Biologicals using each sewage treatment tank of the first sedimentation tank, anaerobic tank, aerobic tank, and final sedimentation tank, or each sewage treatment tank of the first sedimentation tank, anaerobic tank, anoxic tank, aerobic tank, and final sedimentation tank Sewage treatment methods
An organic acid is added to the anaerobic tank so that the ORP value of the anaerobic tank is maintained in a range of −400 mV to −200 mV.   The organic acid is added to the anaerobic tank so that 50% or more of the cumulative frequency of the ORP value of the anaerobic tank is maintained in a range of -350 mV to -250 mV. Sewage treatment method.
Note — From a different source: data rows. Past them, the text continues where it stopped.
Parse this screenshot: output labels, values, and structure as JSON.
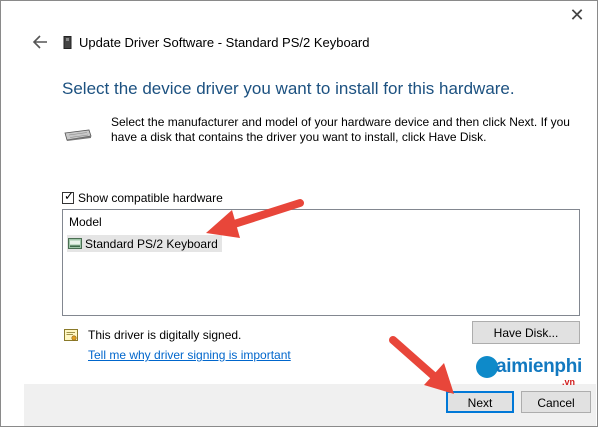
{
  "window": {
    "title": "Update Driver Software - Standard PS/2 Keyboard",
    "close_glyph": "✕"
  },
  "heading": "Select the device driver you want to install for this hardware.",
  "description": "Select the manufacturer and model of your hardware device and then click Next. If you have a disk that contains the driver you want to install, click Have Disk.",
  "compatible": {
    "label": "Show compatible hardware",
    "checked": true
  },
  "model_list": {
    "header": "Model",
    "items": [
      {
        "label": "Standard PS/2 Keyboard",
        "selected": true
      }
    ]
  },
  "signing": {
    "status": "This driver is digitally signed.",
    "link": "Tell me why driver signing is important"
  },
  "buttons": {
    "have_disk": "Have Disk...",
    "next": "Next",
    "cancel": "Cancel"
  },
  "watermark": {
    "brand": "aimienphi",
    "domain": ".vn"
  },
  "colors": {
    "heading": "#1c5180",
    "link": "#0066cc",
    "annotation_arrow": "#e8463a",
    "focus_border": "#0078d7"
  },
  "icons": {
    "back": "back-arrow-icon",
    "title": "device-icon",
    "keyboard": "keyboard-icon",
    "item": "keyboard-device-icon",
    "certificate": "certificate-icon"
  }
}
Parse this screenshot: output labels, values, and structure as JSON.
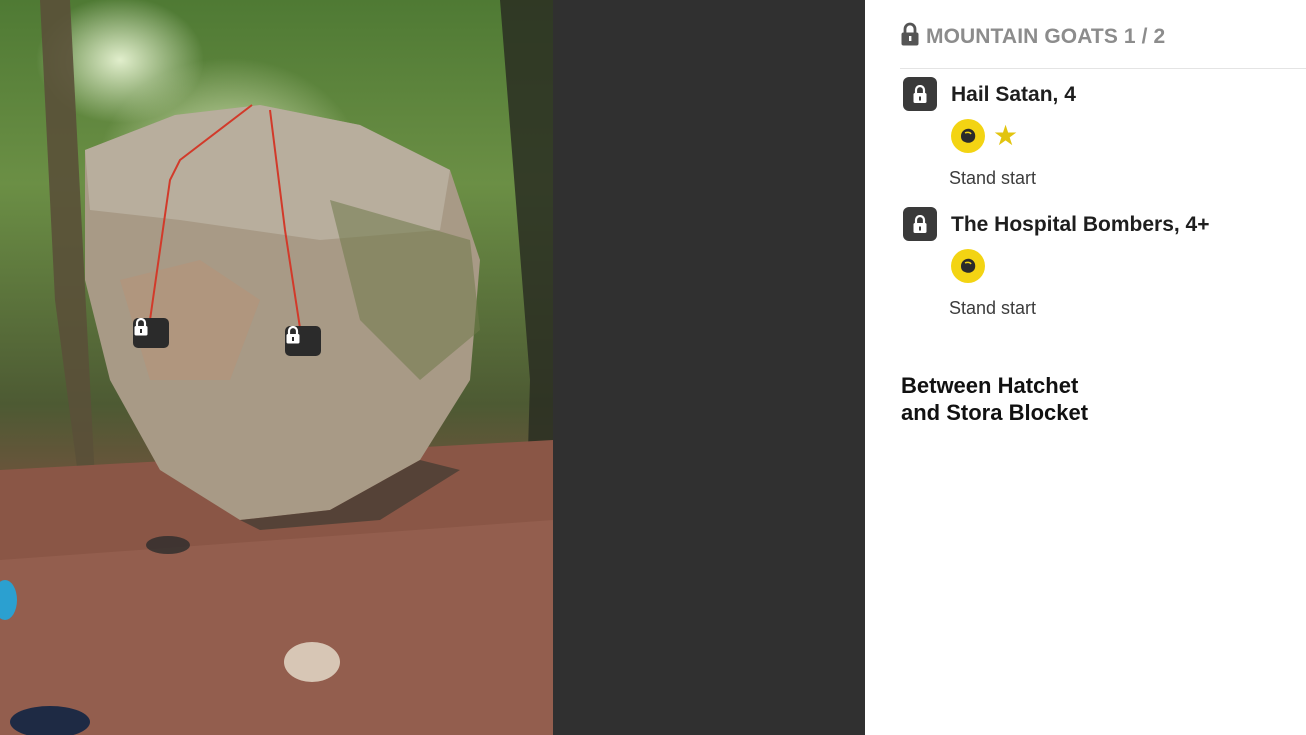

Biology using each sewage treatment tank of the first sedimentation tank, anoxic tank, aerobic tank, and final sedimentation tank, or each sewage treatment tank of the first sedimentation tank, anaerobic tank, anoxic tank, aerobic tank, and final sedimentation tank In a typical sewage treatment method,
In order to maintain the ORP value of the anaerobic tank in the range of −200 mV to −100 mV,
Adding an organic acid to the anaerobic tank, adjusting a circulation amount of the nitrification liquid from the aerobic tank to the anoxic tank, adjusting an ORP value of the aerobic tank, and the aerobic tank A sewage treatment method characterized by performing at least one selected from the group consisting of: 50% or more of the cumulative frequency of ORP values in the anaerobic tank is maintained in the range of −200 mV to −150 mV,
Adding the organic acid to the anaerobic tank, adjusting the amount of nitrification liquid circulating from the aerobic tank to the anaerobic tank, adjusting the ORP value of the aerobic tank, and the aerobic The sewage treatment method according to claim 3, wherein at least one selected from the group consisting of adjusting DO of the tank is performed. Adjusting the amount of the organic acid added to the anaerobic tank so that the PO ₄ -P concentration in the anaerobic tank is 10 mg / L;
Furthermore, calculating the amount of organic acid consumed per unit time by the NOx-N concentration and DO in the sewage and return sludge flowing into the anaerobic tank, and increasing the amount of the organic acid added to the anaerobic tank The sewage treatment method according to any one of claims 1 to 4, wherein:   The sewage treatment method according to any one of claims 1 to 5, wherein an aeration amount by a blower of the aerobic tank is adjusted so that an ORP value of the aerobic tank is +70 mV or more and +100 mV or less. .   The aeration amount by the blower of the aerobic tank is adjusted so that DO of the aerobic tank is 0.5 mg / L or more and 1.5 mg / L or less. A sewage treatment method described in 1.   The sewage treatment method according to any one of claims 1 to 7, further comprising a second anaerobic tank and a second aerobic tank in order after the aerobic tank.   The sewage treatment method according to any one of claims 1 to 8, wherein a microorganism-immobilized carrier is introduced into one or more of the anaerobic tank, the anoxic tank, and the aerobic tank.   The sewage treatment method according to any one of claims 1 to 9, wherein the organic acid added to at least one of the anaerobic tank and the oxygen-free tank is acetic acid and / or acetate.